Spirited Away is one of the most richly imaginative and visually spectacular films you will see this year.
This triumphant animated feature comes to us from director/writer Hayao Miyazaki, one of the grandmasters of the Japanese anime art form. There are images here that surpass those in live action films in scope and beauty. Such is Spirited Away's creative and narrative power that it surpasses even Princess Mononoke, Miyazaki's previous epic that gained mainstream acclaim on this side of the world.
The movie, presented by Walt Disney Studios, opens with 10-year-old Chihiro travelling with her parents by car to their new home. When Dad takes a wrong turn along a bumpy, unwalked path, they arrive at a dark tunnel in a wall.
Intrigued, the family enter and find themselves in a deserted village. When they come across a great feast, apparently for nobody, Chihiro's parents greedily devour it, but are transformed into large, squealing pigs. It turns out they've entered the spirit world, where bizarre Japanese gods and monsters freely roam.

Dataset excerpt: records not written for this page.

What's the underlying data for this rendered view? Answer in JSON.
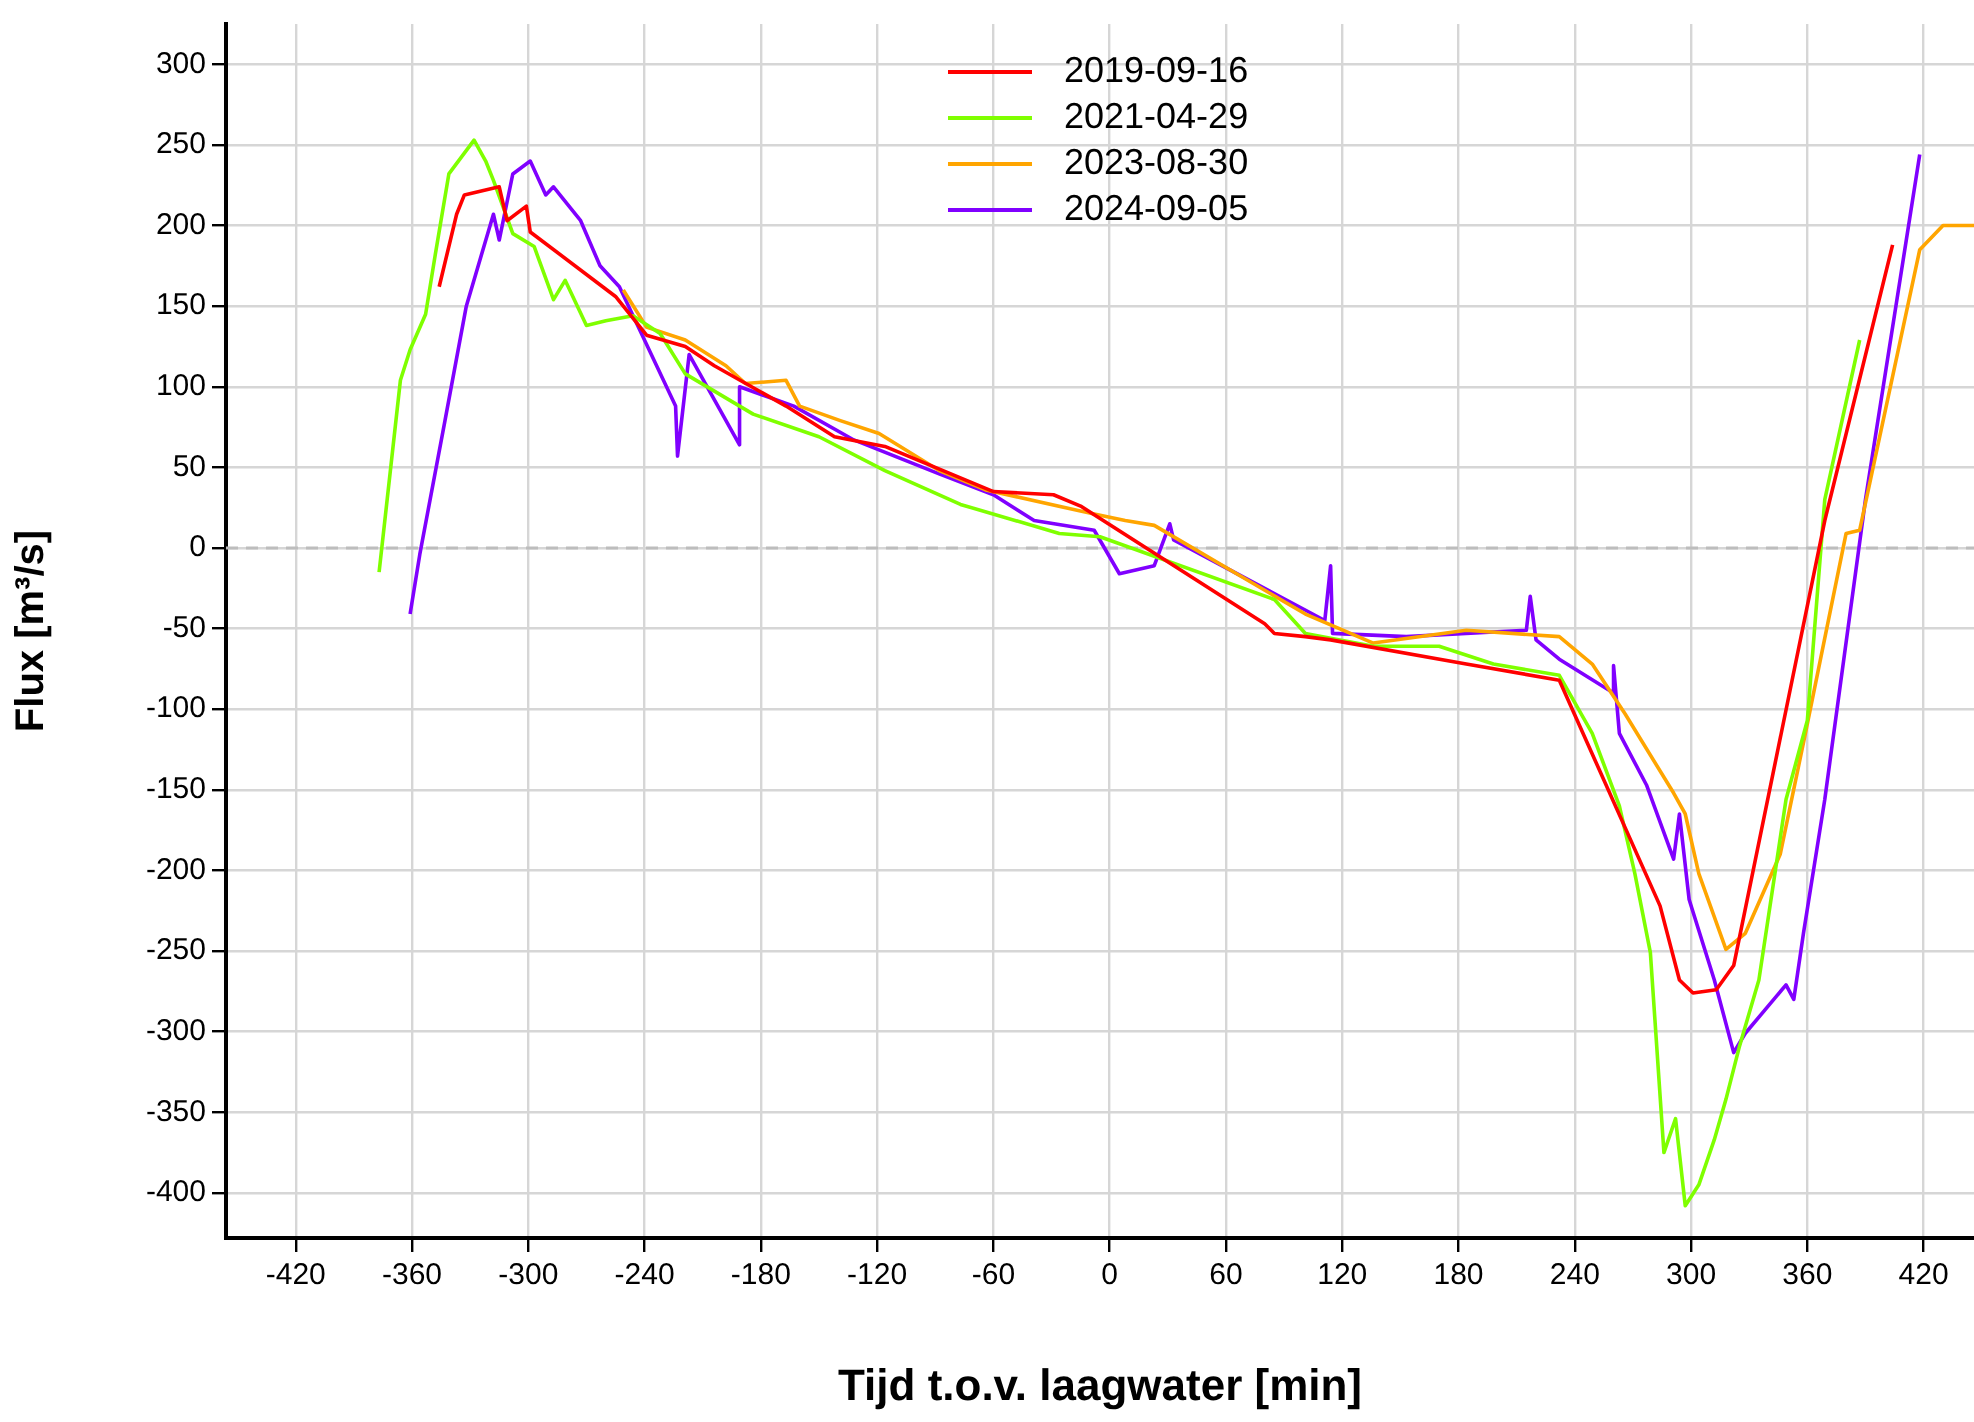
{
  "chart_data": {
    "type": "line",
    "xlabel": "Tijd t.o.v. laagwater [min]",
    "ylabel": "Flux [m³/s]",
    "xlim": [
      -456,
      446
    ],
    "ylim": [
      -428,
      325
    ],
    "xticks": [
      -420,
      -360,
      -300,
      -240,
      -180,
      -120,
      -60,
      0,
      60,
      120,
      180,
      240,
      300,
      360,
      420
    ],
    "yticks": [
      -400,
      -350,
      -300,
      -250,
      -200,
      -150,
      -100,
      -50,
      0,
      50,
      100,
      150,
      200,
      250,
      300
    ],
    "grid": true,
    "legend": "top",
    "marker": "none",
    "line_style": "solid",
    "ref_lines": [
      {
        "axis": "y",
        "value": 0,
        "color": "#bdbdbd",
        "line_style": "dashed"
      }
    ],
    "series": [
      {
        "name": "2019-09-16",
        "color": "#ff0000",
        "x": [
          -346,
          -337,
          -333,
          -315,
          -311,
          -301,
          -299,
          -255,
          -239,
          -219,
          -204,
          -167,
          -142,
          -116,
          -60,
          -29,
          -15,
          80,
          85,
          101,
          114,
          184,
          232,
          284,
          294,
          301,
          313,
          322,
          369,
          404
        ],
        "values": [
          162,
          207,
          219,
          224,
          203,
          212,
          196,
          156,
          132,
          125,
          113,
          88,
          69,
          63,
          35,
          33,
          26,
          -47,
          -53,
          -55,
          -57,
          -72,
          -82,
          -222,
          -268,
          -276,
          -274,
          -259,
          17,
          188
        ]
      },
      {
        "name": "2021-04-29",
        "color": "#7fff00",
        "x": [
          -377,
          -366,
          -361,
          -353,
          -348,
          -341,
          -328,
          -322,
          -318,
          -308,
          -297,
          -287,
          -281,
          -270,
          -260,
          -246,
          -232,
          -219,
          -184,
          -150,
          -116,
          -77,
          -26,
          -5,
          85,
          101,
          136,
          170,
          198,
          232,
          249,
          263,
          271,
          279,
          286,
          292,
          297,
          304,
          312,
          318,
          325,
          335,
          349,
          360,
          369,
          387
        ],
        "values": [
          -15,
          104,
          123,
          145,
          182,
          232,
          253,
          240,
          228,
          195,
          187,
          154,
          166,
          138,
          141,
          144,
          133,
          108,
          83,
          69,
          48,
          27,
          9,
          7,
          -32,
          -53,
          -61,
          -61,
          -72,
          -79,
          -115,
          -160,
          -202,
          -251,
          -375,
          -354,
          -408,
          -395,
          -367,
          -342,
          -309,
          -268,
          -156,
          -107,
          30,
          129
        ]
      },
      {
        "name": "2023-08-30",
        "color": "#ffa500",
        "x": [
          -251,
          -239,
          -219,
          -198,
          -188,
          -167,
          -160,
          -139,
          -119,
          -88,
          -64,
          -8,
          8,
          23,
          101,
          136,
          184,
          232,
          249,
          266,
          291,
          297,
          304,
          318,
          328,
          346,
          359,
          380,
          387,
          418,
          430,
          446
        ],
        "values": [
          160,
          137,
          129,
          113,
          102,
          104,
          88,
          79,
          71,
          48,
          36,
          21,
          17,
          14,
          -41,
          -59,
          -51,
          -55,
          -72,
          -103,
          -152,
          -165,
          -202,
          -249,
          -239,
          -190,
          -115,
          9,
          11,
          185,
          200,
          200
        ]
      },
      {
        "name": "2024-09-05",
        "color": "#8000ff",
        "x": [
          -361,
          -356,
          -343,
          -332,
          -318,
          -315,
          -308,
          -299,
          -291,
          -287,
          -273,
          -263,
          -253,
          -224,
          -223,
          -217,
          -191,
          -191,
          -163,
          -132,
          -88,
          -60,
          -39,
          -8,
          5,
          23,
          31,
          33,
          111,
          114,
          115,
          153,
          215,
          217,
          220,
          232,
          260,
          260,
          263,
          277,
          291,
          294,
          299,
          312,
          322,
          328,
          349,
          353,
          358,
          369,
          390,
          418
        ],
        "values": [
          -41,
          -4,
          79,
          150,
          207,
          191,
          232,
          240,
          219,
          224,
          203,
          175,
          162,
          88,
          57,
          120,
          64,
          100,
          88,
          67,
          46,
          33,
          17,
          11,
          -16,
          -11,
          15,
          5,
          -45,
          -11,
          -53,
          -55,
          -51,
          -30,
          -57,
          -69,
          -90,
          -73,
          -115,
          -147,
          -193,
          -165,
          -218,
          -268,
          -313,
          -301,
          -271,
          -280,
          -239,
          -156,
          30,
          244
        ]
      }
    ]
  }
}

Luckily for Chihiro, she befriends a mysterious boy named Haku, who tells her that, in order to rescue her parents from being slaughtered, she has to work in the spirits' bath house under the terrifying supervision of the sorceress Yubaba. In order to save the day, Chihiro must develop courage and learn to stand on her own two feet.
Spirited Away is peopled with hordes of fantastic creatures, such as river spirits, a talking frog, a faceless, masked monster, disembodied heads that bounce around like balls, a giant, spoiled baby who threatens to break Chihiro's arm if she doesn't play with him, and a multi-armed boiler room manager and his legion of soot-ball workers, to name a few. The film often takes surreal turns, but we take this strange trip with the plucky Chihiro (voiced winningly by Lilo & Stitch's Daveigh Chase), suffering the lumps and bruises with her as she tries to understand how this strange world works. Favourable comparisons to stories like Alice's Adventures In Wonderland and The Wizard Of Oz are not unjustified.
There are some minor flaws: Some of Disney's English dubbing isn't up to par -- the quality of Suzanne Pleshette's performance as Yubaba is inconsistent -- and the pacing is sometimes slow. But these are small quibbles that will certainly not detract from the movie's appeal to children.
And while Spirited Away doesn't offer the irony and in-jokes omnipresent in many animated films today, it will still charm adult moviegoers seeking a transporting, eye-opening and, above all, entertaining, experience.